• community composition;
  • Arctic;
  • bioremediation;
  • hydrocarbons;
  • Ion Torrent;
  • soil microorganisms


A wide range of microbial taxa are active in hydrocarbon-contaminated Arctic soils, and many are capable of hydrocarbon metabolism. The most effective hydrocarbon degraders may not naturally dominate following contamination events, so shifts in microbial abundance could potentially increase hydrocarbon biodegradation. In this study, we contaminated an Arctic soil with diesel and used gentamicin and vancomycin to inhibit distinct portions of the microbial community.
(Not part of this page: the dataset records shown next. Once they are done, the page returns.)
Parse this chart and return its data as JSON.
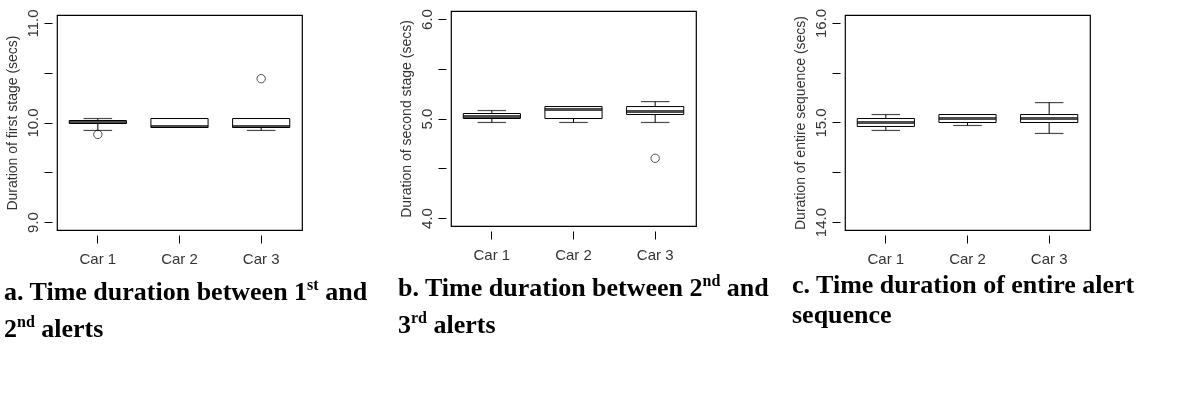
{
  "chart_data": [
    {
      "type": "box",
      "title": "a. Time duration between 1$^{st}$ and 2$^{nd}$ alerts",
      "ylabel": "Duration of first stage (secs)",
      "categories": [
        "Car 1",
        "Car 2",
        "Car 3"
      ],
      "boxes": [
        {
          "low": 9.92,
          "q1": 9.99,
          "median": 10.0,
          "q3": 10.02,
          "high": 10.04,
          "outliers": [
            9.88
          ]
        },
        {
          "low": 9.95,
          "q1": 9.95,
          "median": 9.96,
          "q3": 10.04,
          "high": 10.04
        },
        {
          "low": 9.92,
          "q1": 9.95,
          "median": 9.96,
          "q3": 10.04,
          "high": 10.04,
          "outliers": [
            10.44
          ]
        }
      ],
      "ylim": [
        8.92,
        11.08
      ],
      "yticks": [
        {
          "value": 9,
          "label": "9.0"
        },
        {
          "value": 9.5,
          "label": null
        },
        {
          "value": 10,
          "label": "10.0"
        },
        {
          "value": 10.5,
          "label": null
        },
        {
          "value": 11,
          "label": "11.0"
        }
      ]
    },
    {
      "type": "box",
      "title": "b. Time duration between 2$^{nd}$ and 3$^{rd}$ alerts",
      "ylabel": "Duration of second stage (secs)",
      "categories": [
        "Car 1",
        "Car 2",
        "Car 3"
      ],
      "boxes": [
        {
          "low": 4.96,
          "q1": 5.0,
          "median": 5.02,
          "q3": 5.05,
          "high": 5.08
        },
        {
          "low": 4.96,
          "q1": 5.0,
          "median": 5.09,
          "q3": 5.12,
          "high": 5.12
        },
        {
          "low": 4.96,
          "q1": 5.04,
          "median": 5.07,
          "q3": 5.12,
          "high": 5.17,
          "outliers": [
            4.6
          ]
        }
      ],
      "ylim": [
        3.92,
        6.08
      ],
      "yticks": [
        {
          "value": 4,
          "label": "4.0"
        },
        {
          "value": 4.5,
          "label": null
        },
        {
          "value": 5,
          "label": "5.0"
        },
        {
          "value": 5.5,
          "label": null
        },
        {
          "value": 6,
          "label": "6.0"
        }
      ]
    },
    {
      "type": "box",
      "title": "c. Time duration of entire alert sequence",
      "ylabel": "Duration of entire sequence (secs)",
      "categories": [
        "Car 1",
        "Car 2",
        "Car 3"
      ],
      "boxes": [
        {
          "low": 14.92,
          "q1": 14.96,
          "median": 15.0,
          "q3": 15.04,
          "high": 15.08
        },
        {
          "low": 14.97,
          "q1": 15.0,
          "median": 15.04,
          "q3": 15.08,
          "high": 15.08
        },
        {
          "low": 14.89,
          "q1": 15.0,
          "median": 15.04,
          "q3": 15.08,
          "high": 15.2
        }
      ],
      "ylim": [
        13.92,
        16.08
      ],
      "yticks": [
        {
          "value": 14,
          "label": "14.0"
        },
        {
          "value": 14.5,
          "label": null
        },
        {
          "value": 15,
          "label": "15.0"
        },
        {
          "value": 15.5,
          "label": null
        },
        {
          "value": 16,
          "label": "16.0"
        }
      ]
    }
  ]
}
We measured diesel loss using gas chromatography, bacterial and fungal abundance with qPCR, and assessed bacterial diversity and community composition through Ion Torrent sequencing of 16S rRNA gene amplicons. The combined addition of both antibiotics increased diesel biodegradation significantly relative to the no-antibiotic treatment, despite reduced bacterial and fungal abundance; however, this effect was not observed when nutrients were also added. All treatments produced unique bacterial communities, and both Xanthomonadaceae and Micrococcineae were dominant in the dual antibiotic treatment. The bacterial communities resulting from dual gentamicin and vancomycin addition were similar both with and without nutrients, although nutrient addition produced a much larger fungal population, which may partly explain the differences in biodegradation between these two treatments. These results suggest that the most efficient hydrocarbon-degrading community may not always be promoted naturally in contaminated soils.